Sergio Leone understood very well that music needs space to expand in, and he gave this space. And so the music works as a basic ingredient of the narrative, becoming a poetic additive. The success of a sound-track depends very much on the space that the director gives.

The reason given by the Academy for awarding the Oscar to your career, after five nominations in the past, is that your soundtracks have become "very widely known and much loved masterpieces".
Apparently I have found directors who have given the proper space to my music. Or if you prefer, my music has taken this space.
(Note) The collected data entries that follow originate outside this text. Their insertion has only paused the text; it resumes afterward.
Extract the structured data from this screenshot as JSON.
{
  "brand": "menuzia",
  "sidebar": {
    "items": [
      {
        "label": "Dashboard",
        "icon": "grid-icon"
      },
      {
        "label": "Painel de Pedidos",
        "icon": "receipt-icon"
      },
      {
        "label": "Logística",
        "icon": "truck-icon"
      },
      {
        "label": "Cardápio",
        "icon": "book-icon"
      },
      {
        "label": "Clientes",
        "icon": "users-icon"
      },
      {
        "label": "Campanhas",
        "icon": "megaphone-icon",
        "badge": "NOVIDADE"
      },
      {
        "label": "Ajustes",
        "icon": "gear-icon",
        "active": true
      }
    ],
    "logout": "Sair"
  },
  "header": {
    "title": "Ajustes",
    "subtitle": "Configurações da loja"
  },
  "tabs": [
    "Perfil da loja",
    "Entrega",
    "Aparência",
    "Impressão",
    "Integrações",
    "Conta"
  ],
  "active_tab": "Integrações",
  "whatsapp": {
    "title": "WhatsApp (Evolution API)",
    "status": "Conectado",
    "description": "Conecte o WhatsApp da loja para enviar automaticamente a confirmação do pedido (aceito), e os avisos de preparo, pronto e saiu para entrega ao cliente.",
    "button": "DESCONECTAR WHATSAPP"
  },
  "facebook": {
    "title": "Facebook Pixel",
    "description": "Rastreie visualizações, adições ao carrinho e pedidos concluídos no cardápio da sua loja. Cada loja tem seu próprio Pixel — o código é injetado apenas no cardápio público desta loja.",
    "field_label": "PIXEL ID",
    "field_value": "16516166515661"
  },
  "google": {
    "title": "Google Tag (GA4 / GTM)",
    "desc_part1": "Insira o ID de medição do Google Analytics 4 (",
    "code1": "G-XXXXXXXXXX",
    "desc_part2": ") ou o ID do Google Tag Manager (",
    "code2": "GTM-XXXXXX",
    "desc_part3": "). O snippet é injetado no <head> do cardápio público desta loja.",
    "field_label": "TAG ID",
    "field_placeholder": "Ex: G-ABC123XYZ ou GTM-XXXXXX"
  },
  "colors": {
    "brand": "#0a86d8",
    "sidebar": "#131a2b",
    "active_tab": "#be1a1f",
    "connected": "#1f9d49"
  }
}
For a long time Ennio Morricone kept separate the categories of "applied" and "absolute" music (the latter being classical music written without the conditions imposed by another art). Early works include the Sonata for brass, kettledrums and piano, followed in 1960 with the
Concerto for orchestra performed in Venice. In 1965 he started to work with the radical avant-garde group "Nuova Consonanza" founded by Franco Evangelisti. Some of Morricone's most significant classical works include the Cantata per l'Europa, Una Via Crucis, Ut for trumpet and orchestra, the Third concerto for guitar, marimba and string orchestra and the Fourth concerto for organ, 2 trumpets, 2 trombones and orchestra. More recent is Voci dal silenzio, which Morricone will direct in New York on 2nd February at the charity concert staged in his honour at the UN Headquarters in New York and on 3rd February at the big concert-event at The Radio City music Hall.